Revolution is on the table, once again. It is being discussed with increasing seriousness as our representative republic fails to adequately meet the populace's needs. As poverty and unemployment rise, so do the voices arguing about the most successful strategies for evicting corruption from the seats of power. As corporations spend billions on elections, grooming candidates in a mockery of democracy, the words "direct", "participatory", and "people's" democracies are being kicked around.
One significant change has swept our society since the 1960's. Blame it on elementary school explanations of ecosystems, or a planet writhing in climate change before our very eyes, or perhaps even the rise of Wikipedia, a living encyclopedia maintained by people . . . but the world looks different to us now. When my father and Katherine were children, the universe was explained like giant clockworks. Scientists were dissecting it to see what made it ticked. Now, millions of people understand that it is the relationships of a highly interconnected web is what makes this world whirl round. Reductionism will never add up into an explanation for a living system that is constantly changing.

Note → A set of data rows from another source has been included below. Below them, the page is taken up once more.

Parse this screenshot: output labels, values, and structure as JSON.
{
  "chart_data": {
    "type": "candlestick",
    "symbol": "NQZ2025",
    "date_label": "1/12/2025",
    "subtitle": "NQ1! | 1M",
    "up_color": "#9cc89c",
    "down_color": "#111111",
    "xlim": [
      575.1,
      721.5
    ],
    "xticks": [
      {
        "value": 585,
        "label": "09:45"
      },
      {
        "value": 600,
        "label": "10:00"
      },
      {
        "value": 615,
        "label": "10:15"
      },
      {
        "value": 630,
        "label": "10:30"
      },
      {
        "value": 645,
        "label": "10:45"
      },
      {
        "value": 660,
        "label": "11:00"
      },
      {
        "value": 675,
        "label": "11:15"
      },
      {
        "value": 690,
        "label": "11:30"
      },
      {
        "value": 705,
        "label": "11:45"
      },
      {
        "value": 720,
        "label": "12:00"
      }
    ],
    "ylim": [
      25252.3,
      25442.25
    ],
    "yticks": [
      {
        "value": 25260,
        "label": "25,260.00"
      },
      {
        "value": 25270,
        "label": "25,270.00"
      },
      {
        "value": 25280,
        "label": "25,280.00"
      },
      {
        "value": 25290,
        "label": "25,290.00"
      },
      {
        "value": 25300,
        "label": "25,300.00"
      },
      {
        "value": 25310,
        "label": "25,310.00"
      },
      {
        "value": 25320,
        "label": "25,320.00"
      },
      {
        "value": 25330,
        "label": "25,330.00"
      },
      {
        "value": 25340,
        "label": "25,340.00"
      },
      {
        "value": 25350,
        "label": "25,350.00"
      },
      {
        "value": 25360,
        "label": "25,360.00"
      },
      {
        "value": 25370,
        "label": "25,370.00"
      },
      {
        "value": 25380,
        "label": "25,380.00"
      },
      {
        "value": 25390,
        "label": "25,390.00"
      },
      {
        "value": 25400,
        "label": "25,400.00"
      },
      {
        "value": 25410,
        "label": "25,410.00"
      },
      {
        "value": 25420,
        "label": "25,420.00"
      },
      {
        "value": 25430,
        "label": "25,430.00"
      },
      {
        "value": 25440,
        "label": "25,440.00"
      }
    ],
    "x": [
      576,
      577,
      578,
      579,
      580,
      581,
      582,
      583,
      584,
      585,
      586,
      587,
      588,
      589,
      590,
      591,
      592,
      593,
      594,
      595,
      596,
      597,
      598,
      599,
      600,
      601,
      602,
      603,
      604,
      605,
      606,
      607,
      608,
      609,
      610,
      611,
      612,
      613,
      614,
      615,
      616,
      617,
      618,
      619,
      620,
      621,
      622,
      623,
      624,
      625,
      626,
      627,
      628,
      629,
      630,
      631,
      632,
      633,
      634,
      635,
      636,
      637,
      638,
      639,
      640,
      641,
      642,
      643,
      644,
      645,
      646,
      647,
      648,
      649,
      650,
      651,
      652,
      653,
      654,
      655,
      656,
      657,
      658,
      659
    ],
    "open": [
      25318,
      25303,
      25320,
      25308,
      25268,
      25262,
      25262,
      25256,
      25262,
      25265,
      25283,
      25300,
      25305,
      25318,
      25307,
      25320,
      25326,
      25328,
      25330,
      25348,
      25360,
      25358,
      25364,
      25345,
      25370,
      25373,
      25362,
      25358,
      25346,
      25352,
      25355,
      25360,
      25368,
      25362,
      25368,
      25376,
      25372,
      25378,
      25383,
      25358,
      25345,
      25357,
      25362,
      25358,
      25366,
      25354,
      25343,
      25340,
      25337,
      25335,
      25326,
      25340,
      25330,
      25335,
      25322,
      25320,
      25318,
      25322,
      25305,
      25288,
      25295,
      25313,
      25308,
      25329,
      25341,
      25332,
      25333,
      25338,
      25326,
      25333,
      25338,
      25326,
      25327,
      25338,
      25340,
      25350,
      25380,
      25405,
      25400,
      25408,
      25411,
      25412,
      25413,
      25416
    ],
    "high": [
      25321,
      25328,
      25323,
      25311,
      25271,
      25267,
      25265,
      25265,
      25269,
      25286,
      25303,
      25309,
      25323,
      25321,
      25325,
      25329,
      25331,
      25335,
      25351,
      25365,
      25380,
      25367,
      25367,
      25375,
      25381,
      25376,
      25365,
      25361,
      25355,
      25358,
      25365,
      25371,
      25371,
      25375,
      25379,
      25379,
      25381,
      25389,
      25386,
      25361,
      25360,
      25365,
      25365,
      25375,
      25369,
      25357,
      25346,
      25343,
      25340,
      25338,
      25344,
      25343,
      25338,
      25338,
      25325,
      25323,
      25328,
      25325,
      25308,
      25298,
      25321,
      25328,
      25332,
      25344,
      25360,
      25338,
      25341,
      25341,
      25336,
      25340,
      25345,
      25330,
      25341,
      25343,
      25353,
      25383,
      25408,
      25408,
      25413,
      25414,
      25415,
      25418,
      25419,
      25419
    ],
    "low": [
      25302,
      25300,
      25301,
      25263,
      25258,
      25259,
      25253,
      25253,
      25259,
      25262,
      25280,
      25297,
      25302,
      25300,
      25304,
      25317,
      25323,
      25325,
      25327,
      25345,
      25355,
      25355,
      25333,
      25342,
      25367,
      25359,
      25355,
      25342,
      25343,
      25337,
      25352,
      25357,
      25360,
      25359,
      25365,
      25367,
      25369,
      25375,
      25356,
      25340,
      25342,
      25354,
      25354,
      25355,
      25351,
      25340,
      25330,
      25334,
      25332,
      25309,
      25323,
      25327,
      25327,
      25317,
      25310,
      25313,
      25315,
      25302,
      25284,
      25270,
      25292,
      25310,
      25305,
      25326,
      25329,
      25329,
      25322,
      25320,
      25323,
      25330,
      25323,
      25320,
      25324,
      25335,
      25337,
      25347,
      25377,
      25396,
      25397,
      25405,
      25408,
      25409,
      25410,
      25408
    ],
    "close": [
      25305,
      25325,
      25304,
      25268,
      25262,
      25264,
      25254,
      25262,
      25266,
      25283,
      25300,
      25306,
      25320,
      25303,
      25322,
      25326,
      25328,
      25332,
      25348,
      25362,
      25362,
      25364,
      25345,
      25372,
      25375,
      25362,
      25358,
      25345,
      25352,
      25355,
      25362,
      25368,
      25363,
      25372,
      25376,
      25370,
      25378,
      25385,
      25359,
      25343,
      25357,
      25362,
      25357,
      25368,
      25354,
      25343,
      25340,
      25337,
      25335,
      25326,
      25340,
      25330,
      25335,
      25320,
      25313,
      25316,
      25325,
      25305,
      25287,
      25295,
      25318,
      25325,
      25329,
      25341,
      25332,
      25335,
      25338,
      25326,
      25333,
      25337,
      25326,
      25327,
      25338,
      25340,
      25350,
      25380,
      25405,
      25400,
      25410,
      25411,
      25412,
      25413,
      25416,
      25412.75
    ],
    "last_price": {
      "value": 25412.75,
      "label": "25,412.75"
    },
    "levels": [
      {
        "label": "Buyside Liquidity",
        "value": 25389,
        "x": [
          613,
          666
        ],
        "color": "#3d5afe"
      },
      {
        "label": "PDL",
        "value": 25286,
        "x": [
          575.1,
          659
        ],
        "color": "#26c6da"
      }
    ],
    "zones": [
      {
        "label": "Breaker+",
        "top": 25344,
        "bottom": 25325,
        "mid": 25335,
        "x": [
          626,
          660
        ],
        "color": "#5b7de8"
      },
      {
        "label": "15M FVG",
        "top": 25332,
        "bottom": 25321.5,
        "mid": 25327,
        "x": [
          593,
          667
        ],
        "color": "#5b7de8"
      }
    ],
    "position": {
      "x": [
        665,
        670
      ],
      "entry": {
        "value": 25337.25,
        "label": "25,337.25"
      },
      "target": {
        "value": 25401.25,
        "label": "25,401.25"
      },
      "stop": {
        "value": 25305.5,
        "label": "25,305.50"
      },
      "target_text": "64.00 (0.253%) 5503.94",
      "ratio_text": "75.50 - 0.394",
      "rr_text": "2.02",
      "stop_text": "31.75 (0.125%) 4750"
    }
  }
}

We understand that robbing a bank or assassinating a single leader will not catalyze the massive social and political change we know is necessary. Our efforts must be myriad, multi-nodal, legion, and pervasive. We must relinquish guns and reach out our hands to one another. We know there are really no borders to flee across. Our global problems require global struggles. There is nowhere safe to hide. Our own towns and communities are now the front line of the struggle.